The father be authorised to provide a copy of this Order to the children’s schools and after school care facility and the Department of Human Resources (Child Support Agency).
The father take all steps necessary to obtain information from the child B’s school to assist Dr G in completing her assessment of him.
Any outstanding applications be dismissed.
In the event that the independent children’s lawyer requests the opportunity to explain this order to the children, the parent with whom the children are then living is to bring the children to the appointment as advised by the independent children’s lawyer.
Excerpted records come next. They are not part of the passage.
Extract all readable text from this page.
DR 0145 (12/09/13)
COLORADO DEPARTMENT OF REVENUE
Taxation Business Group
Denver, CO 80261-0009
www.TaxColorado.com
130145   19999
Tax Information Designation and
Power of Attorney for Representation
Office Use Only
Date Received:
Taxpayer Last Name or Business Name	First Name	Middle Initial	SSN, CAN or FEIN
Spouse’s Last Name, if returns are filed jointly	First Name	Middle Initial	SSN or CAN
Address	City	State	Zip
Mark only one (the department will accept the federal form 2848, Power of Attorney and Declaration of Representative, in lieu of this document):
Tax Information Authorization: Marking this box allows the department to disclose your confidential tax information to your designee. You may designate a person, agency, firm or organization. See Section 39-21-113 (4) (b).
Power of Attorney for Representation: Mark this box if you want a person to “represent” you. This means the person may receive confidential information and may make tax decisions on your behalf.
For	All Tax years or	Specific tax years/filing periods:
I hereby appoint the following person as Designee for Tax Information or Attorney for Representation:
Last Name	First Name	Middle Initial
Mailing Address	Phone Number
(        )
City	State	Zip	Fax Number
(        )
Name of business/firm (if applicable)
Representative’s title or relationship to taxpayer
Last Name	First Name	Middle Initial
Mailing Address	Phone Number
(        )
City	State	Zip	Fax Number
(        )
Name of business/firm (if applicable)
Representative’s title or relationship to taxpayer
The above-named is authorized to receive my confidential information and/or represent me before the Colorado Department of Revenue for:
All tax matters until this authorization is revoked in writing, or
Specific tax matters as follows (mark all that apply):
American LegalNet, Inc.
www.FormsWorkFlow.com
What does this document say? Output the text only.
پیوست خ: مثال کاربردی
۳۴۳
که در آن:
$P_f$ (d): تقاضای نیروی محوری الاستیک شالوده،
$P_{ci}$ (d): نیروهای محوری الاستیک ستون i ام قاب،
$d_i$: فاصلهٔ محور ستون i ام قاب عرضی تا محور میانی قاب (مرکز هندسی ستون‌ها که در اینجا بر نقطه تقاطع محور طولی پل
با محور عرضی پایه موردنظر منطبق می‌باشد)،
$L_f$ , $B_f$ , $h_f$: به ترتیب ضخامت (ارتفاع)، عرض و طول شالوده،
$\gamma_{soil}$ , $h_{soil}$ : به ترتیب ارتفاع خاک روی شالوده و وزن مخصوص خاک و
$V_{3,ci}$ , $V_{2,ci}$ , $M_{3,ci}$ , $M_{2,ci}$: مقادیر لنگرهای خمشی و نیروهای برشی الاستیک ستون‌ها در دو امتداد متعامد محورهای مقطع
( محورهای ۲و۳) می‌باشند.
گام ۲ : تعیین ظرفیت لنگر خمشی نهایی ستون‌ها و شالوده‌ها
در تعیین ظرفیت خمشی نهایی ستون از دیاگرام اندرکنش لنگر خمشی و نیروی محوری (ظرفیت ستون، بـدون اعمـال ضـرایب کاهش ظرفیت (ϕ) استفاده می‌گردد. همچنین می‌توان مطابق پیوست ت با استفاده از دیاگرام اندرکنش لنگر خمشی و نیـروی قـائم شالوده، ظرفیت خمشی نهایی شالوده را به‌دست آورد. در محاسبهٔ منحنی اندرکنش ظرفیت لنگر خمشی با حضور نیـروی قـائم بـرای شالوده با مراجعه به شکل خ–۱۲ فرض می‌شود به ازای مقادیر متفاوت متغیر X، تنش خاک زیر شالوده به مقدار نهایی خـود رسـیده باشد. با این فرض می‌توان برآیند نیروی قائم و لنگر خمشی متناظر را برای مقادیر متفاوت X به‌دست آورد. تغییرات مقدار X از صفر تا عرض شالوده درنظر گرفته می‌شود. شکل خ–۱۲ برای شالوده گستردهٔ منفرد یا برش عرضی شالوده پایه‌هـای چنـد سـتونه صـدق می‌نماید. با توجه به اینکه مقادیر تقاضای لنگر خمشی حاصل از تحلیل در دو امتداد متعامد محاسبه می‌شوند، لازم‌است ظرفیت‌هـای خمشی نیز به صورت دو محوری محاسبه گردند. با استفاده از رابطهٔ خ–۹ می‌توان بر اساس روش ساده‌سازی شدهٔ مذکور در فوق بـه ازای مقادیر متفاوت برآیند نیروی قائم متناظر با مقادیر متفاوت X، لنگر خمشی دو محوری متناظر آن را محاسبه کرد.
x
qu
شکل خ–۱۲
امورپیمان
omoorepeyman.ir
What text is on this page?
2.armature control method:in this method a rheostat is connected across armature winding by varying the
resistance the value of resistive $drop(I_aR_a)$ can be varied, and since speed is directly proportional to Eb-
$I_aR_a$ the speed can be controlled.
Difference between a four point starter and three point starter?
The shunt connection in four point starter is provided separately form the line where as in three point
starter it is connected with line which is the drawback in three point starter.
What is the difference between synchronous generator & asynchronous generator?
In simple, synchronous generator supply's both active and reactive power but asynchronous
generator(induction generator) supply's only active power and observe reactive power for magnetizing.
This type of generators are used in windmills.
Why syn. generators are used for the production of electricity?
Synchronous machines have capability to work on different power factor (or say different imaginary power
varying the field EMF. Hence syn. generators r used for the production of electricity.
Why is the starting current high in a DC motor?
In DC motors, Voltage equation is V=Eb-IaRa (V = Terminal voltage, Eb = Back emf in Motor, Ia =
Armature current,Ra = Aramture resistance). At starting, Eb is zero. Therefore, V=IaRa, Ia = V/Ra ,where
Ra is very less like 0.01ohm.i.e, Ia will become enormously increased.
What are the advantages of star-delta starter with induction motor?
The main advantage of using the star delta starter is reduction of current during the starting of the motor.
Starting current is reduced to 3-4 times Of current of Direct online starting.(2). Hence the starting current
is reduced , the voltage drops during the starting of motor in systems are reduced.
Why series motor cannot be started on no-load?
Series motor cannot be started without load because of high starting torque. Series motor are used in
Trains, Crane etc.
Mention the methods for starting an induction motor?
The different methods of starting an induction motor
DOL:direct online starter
If Dr H is requested by the independent children’s lawyer to attend, the costs of Dr H will be borne by the father.
The independent children’s lawyer be discharged after compliance with paragraph (40), if the independent children’s lawyer chooses to take that course.
Notation
A.The mother has agreed to pay the children’s school fees and on this basis the father agrees to the mother choosing the high school for the younger two children. The mother is already paying the school fees for the child B.
B.The parents agree that neither parent is to question the children about the other's household or personal life.
C.The parents agree that neither parent shall discuss adult issues with the children and specifically these Court proceedings.
D.The parents agree that neither parent is to denigrate the other parent, their family or friends in the presence or hearing of the children and shall use their best endeavours to ensure that other persons do not do so.
E.The mother agrees that she will not attend, nor request any other person to attend on her behalf, at the children’s school during the time the children are living with the father unless specifically requested to do so by a teacher and, in those circumstances, she will attend at a time when the children are in class so as not to disturb them.
Note: The form of the order is subject to the entry of the order in the Court’s records.
IT IS NOTED that publication of this judgment by this Court under the pseudonym Bircher & Bircher has been approved by the Chief Justice pursuant to s 121(9)(g) of the Family Law Act 1975 (Cth).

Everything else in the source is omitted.